2. Turn over a new leaf
You might have wondered what raking the lawn had to do with the decision to ‘start to act or behave in a better or more responsible way’. Well, it has nothing to do with foliage, in case you were wondering, but relates to another common use of leaf: one of the pages in a book. A similar derivation gives us to take a leaf out of someone’s book, meaning ‘imitate or emulate someone in a particular way’.
3. Push the envelope
To push the envelope means ‘to approach or extend the limits of what is possible’. Shoving stationery across a desk doesn’t feel particularly risky, and there’s a reason for that; this envelope isn’t the sort you’d put letters in. As we discovered in a post about the linguistic influence of aviation, push the envelope was originally aviation slang relating to graphs of aerodynamic performance and exceeding the set of limiting combinations of speed and altitude.
4. Ring the changes
An editor might ring the changes in red, but this phrase – meaning ‘vary the ways of expressing or doing something’ – has nothing to do with pen and paper. Instead, it came originally with allusion to bell-ringing and the different orders in which a peal of bells may be rung.

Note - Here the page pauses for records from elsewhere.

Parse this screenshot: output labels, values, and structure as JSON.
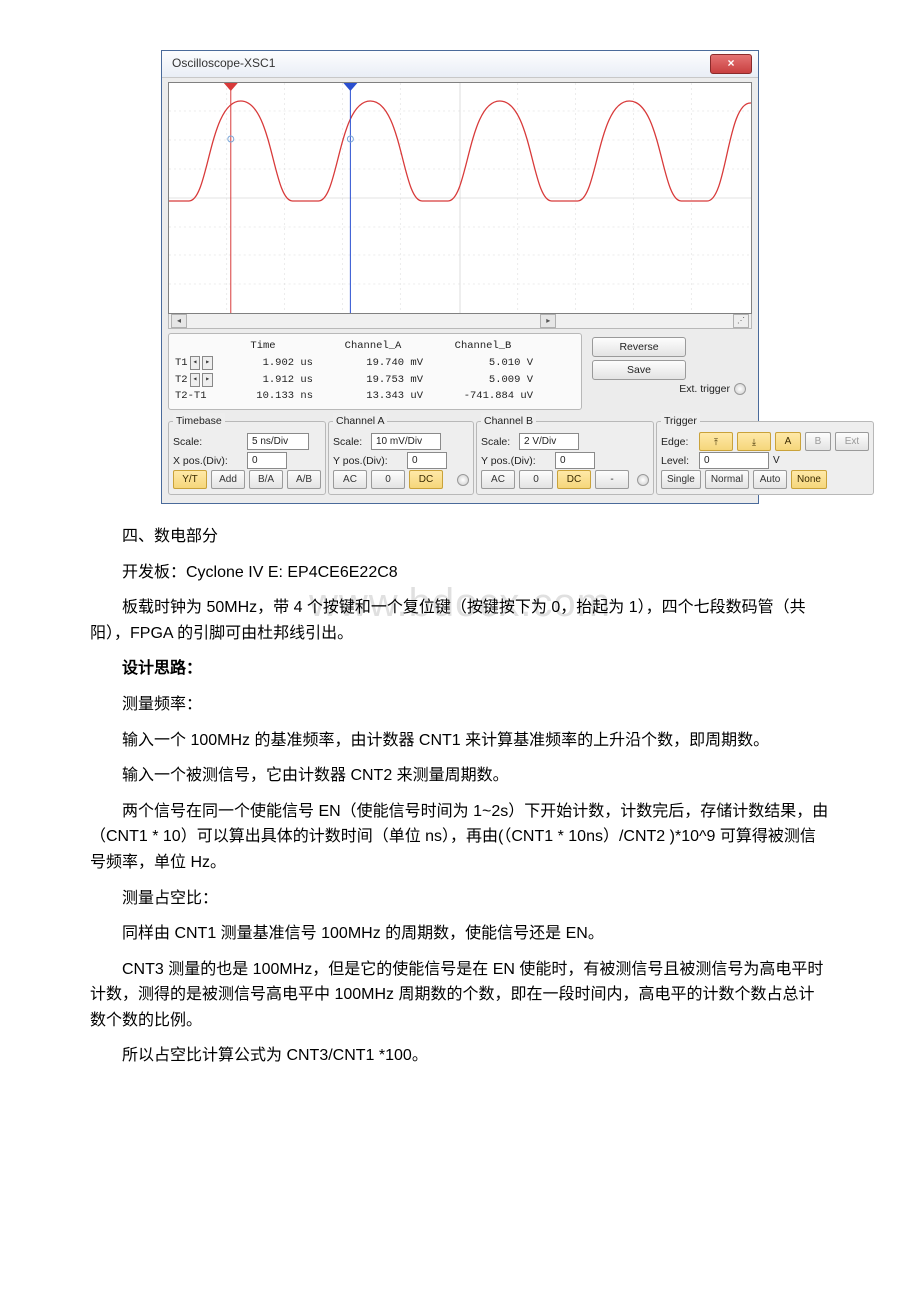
{
  "osc": {
    "title": "Oscilloscope-XSC1",
    "closeLabel": "×",
    "cursor": {
      "headers": {
        "time": "Time",
        "cha": "Channel_A",
        "chb": "Channel_B"
      },
      "t1": {
        "label": "T1",
        "time": "1.902 us",
        "cha": "19.740 mV",
        "chb": "5.010 V"
      },
      "t2": {
        "label": "T2",
        "time": "1.912 us",
        "cha": "19.753 mV",
        "chb": "5.009 V"
      },
      "dt": {
        "label": "T2-T1",
        "time": "10.133 ns",
        "cha": "13.343 uV",
        "chb": "-741.884 uV"
      }
    },
    "buttons": {
      "reverse": "Reverse",
      "save": "Save",
      "ext": "Ext. trigger"
    },
    "timebase": {
      "legend": "Timebase",
      "scaleLbl": "Scale:",
      "scaleVal": "5 ns/Div",
      "xposLbl": "X pos.(Div):",
      "xposVal": "0",
      "yt": "Y/T",
      "add": "Add",
      "ba": "B/A",
      "ab": "A/B"
    },
    "cha": {
      "legend": "Channel A",
      "scaleLbl": "Scale:",
      "scaleVal": "10 mV/Div",
      "yposLbl": "Y pos.(Div):",
      "yposVal": "0",
      "ac": "AC",
      "zero": "0",
      "dc": "DC"
    },
    "chb": {
      "legend": "Channel B",
      "scaleLbl": "Scale:",
      "scaleVal": "2 V/Div",
      "yposLbl": "Y pos.(Div):",
      "yposVal": "0",
      "ac": "AC",
      "zero": "0",
      "dc": "DC",
      "minus": "-"
    },
    "trg": {
      "legend": "Trigger",
      "edgeLbl": "Edge:",
      "levelLbl": "Level:",
      "levelVal": "0",
      "levelUnit": "V",
      "rise": "↱",
      "fall": "↳",
      "a": "A",
      "b": "B",
      "ext": "Ext",
      "single": "Single",
      "normal": "Normal",
      "auto": "Auto",
      "none": "None"
    }
  },
  "chart_data": {
    "type": "line",
    "title": "Oscilloscope-XSC1 waveform",
    "x_unit": "ns",
    "y_axes": [
      {
        "name": "Channel_A",
        "scale_per_div": "10 mV",
        "color": "#d03030"
      },
      {
        "name": "Channel_B",
        "scale_per_div": "2 V",
        "color": "#2050d0"
      }
    ],
    "timebase_per_div": "5 ns",
    "cursors": [
      {
        "name": "T1",
        "x_us": 1.902,
        "chA_mV": 19.74,
        "chB_V": 5.01,
        "marker_color": "#d03030"
      },
      {
        "name": "T2",
        "x_us": 1.912,
        "chA_mV": 19.753,
        "chB_V": 5.009,
        "marker_color": "#2050d0"
      }
    ],
    "delta": {
      "dt_ns": 10.133,
      "dChA_uV": 13.343,
      "dChB_uV": -741.884
    },
    "waveform_shape": "periodic half-sine pulses (red trace), ~4.5 cycles visible across the display; cursors T1 (red) and T2 (blue) near start of first two rising edges"
  },
  "doc": {
    "watermark": "www.bdocx.com",
    "p1": "四、数电部分",
    "p2": "开发板：Cyclone IV E: EP4CE6E22C8",
    "p3": "板载时钟为 50MHz，带 4 个按键和一个复位键（按键按下为 0，抬起为 1），四个七段数码管（共阳），FPGA 的引脚可由杜邦线引出。",
    "p4": "设计思路：",
    "p5": "测量频率：",
    "p6": "输入一个 100MHz 的基准频率，由计数器 CNT1 来计算基准频率的上升沿个数，即周期数。",
    "p7": "输入一个被测信号，它由计数器 CNT2 来测量周期数。",
    "p8": "两个信号在同一个使能信号 EN（使能信号时间为 1~2s）下开始计数，计数完后，存储计数结果，由（CNT1 * 10）可以算出具体的计数时间（单位 ns），再由(（CNT1 * 10ns）/CNT2 )*10^9 可算得被测信号频率，单位 Hz。",
    "p9": "测量占空比：",
    "p10": "同样由 CNT1 测量基准信号 100MHz 的周期数，使能信号还是 EN。",
    "p11": "CNT3 测量的也是 100MHz，但是它的使能信号是在 EN 使能时，有被测信号且被测信号为高电平时计数，测得的是被测信号高电平中 100MHz 周期数的个数，即在一段时间内，高电平的计数个数占总计数个数的比例。",
    "p12": "所以占空比计算公式为 CNT3/CNT1 *100。"
  }
}
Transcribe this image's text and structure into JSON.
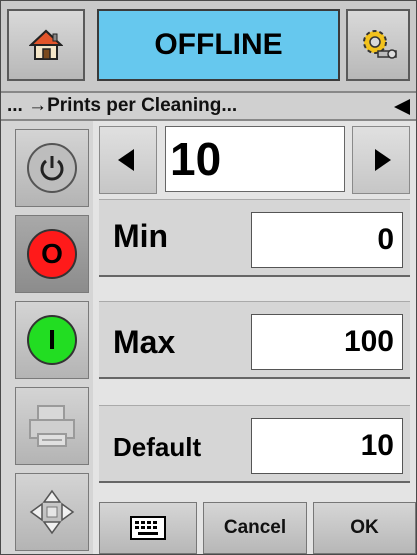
{
  "header": {
    "status": "OFFLINE",
    "home_icon": "home-icon",
    "settings_icon": "gear-wrench-icon"
  },
  "breadcrumb": {
    "text": "... →Prints per Cleaning..."
  },
  "sidebar": {
    "items": [
      {
        "icon": "power-icon",
        "label": ""
      },
      {
        "icon": "stop-icon",
        "label": "O",
        "color": "#ff1a1a"
      },
      {
        "icon": "start-icon",
        "label": "I",
        "color": "#22dd22"
      },
      {
        "icon": "printer-icon",
        "label": ""
      },
      {
        "icon": "navigation-arrows-icon",
        "label": ""
      }
    ]
  },
  "editor": {
    "value": "10",
    "min_label": "Min",
    "min_value": "0",
    "max_label": "Max",
    "max_value": "100",
    "default_label": "Default",
    "default_value": "10"
  },
  "footer": {
    "keyboard_icon": "keyboard-icon",
    "cancel_label": "Cancel",
    "ok_label": "OK"
  }
}
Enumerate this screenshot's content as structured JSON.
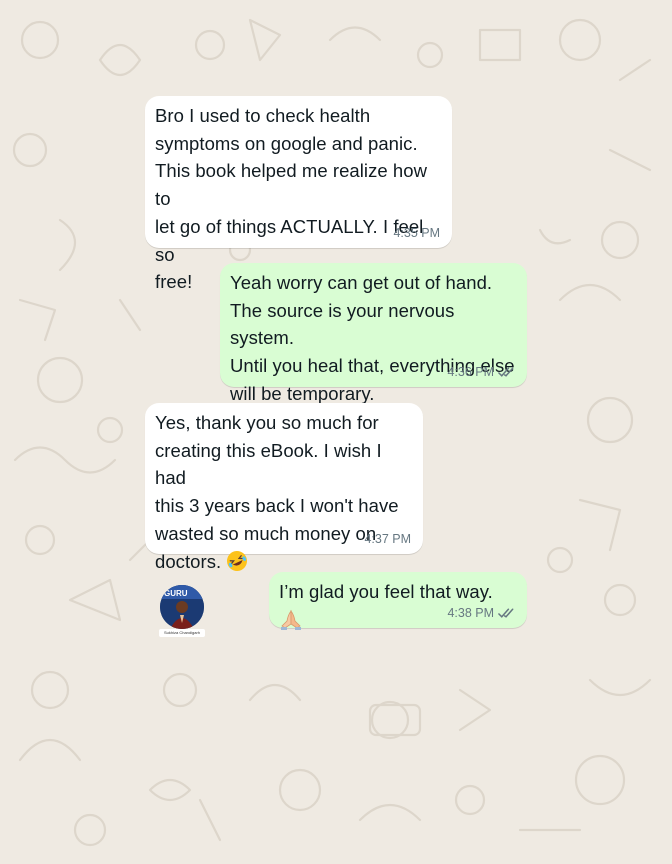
{
  "chat": {
    "messages": [
      {
        "direction": "in",
        "text": "Bro I used to check health\nsymptoms on google and panic.\nThis book helped me realize how to\nlet go of things ACTUALLY. I feel so\nfree!",
        "time": "4:35 PM"
      },
      {
        "direction": "out",
        "text": "Yeah worry can get out of hand.\nThe source is your nervous system.\nUntil you heal that, everything else\nwill be temporary.",
        "time": "4:36 PM",
        "status": "read"
      },
      {
        "direction": "in",
        "text": "Yes, thank you so much for\ncreating this eBook. I wish I had\nthis 3 years back I won't have\nwasted so much money on\ndoctors.",
        "emoji": "rolling-on-floor-laughing",
        "time": "4:37 PM"
      },
      {
        "direction": "out",
        "text": "I’m glad you feel that way.",
        "emoji": "folded-hands",
        "time": "4:38 PM",
        "status": "read"
      }
    ]
  },
  "avatar": {
    "badge_text": "GURU",
    "caption": "Sukhiza Chandigarh"
  },
  "colors": {
    "wallpaper": "#efeae2",
    "incoming": "#ffffff",
    "outgoing": "#d9fdd3",
    "meta": "#667781",
    "text": "#111b21"
  }
}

5. Leave someone in the lurch
You might have made a mental connection between the phrase leave someone in the lurch (‘leave an associate or friend abruptly and without assistance or support when they are in a difficult situation’) and the common noun lurch (‘an abrupt uncontrolled movement, especially an unsteady tilt or roll’). It turns out that they’re unrelated; the word lurch in this phrase derives from the French lourche, which is the name of a game resembling backgammon. In French, you might find it in demeurer lourche, ‘be discomfited’.
6. Lick into shape
You could be justified for thinking that lick into shape – ‘act forcefully to bring someone or something into a fitter, more efficient, or better-organized state’ – was connected with the equally forceful use of lick as a verb to mean ‘overcome decisively’ or ‘beat or thrash’. Well, perhaps unsurprisingly this lick is the more common tongue-related variety, but the animal in question might not be what you expected. In Medieval Europe, it was believed that bears’ young were born shapeless, and licking into shape refers to the alleged practice of bears licking their offspring into ursine form.
7. Flash in the pan
A flash in the pan is ‘a thing or person whose sudden but brief success is not repeated or repeatable’, but where does the term come from? If you’re thinking anything to do with cooking or panning for gold, then you’re barking up the wrong tree: flash in the pan is with allusion to the priming of a firearm. The flash arises from an explosion of gunpowder within the pan, which was a part of the lock that held the priming in old types of gun.
8. Pull out all the stops
Pull out all the stops means ‘make a very great effort to achieve something’ or ‘do something very elaborately or on a grand scale’, and makes figurative reference to the stops of an organ. These stops are organ pipes of a particular tone and range of pitch and the handles which control them; by pulling all the stops out, you would create a louder, more elaborate sound.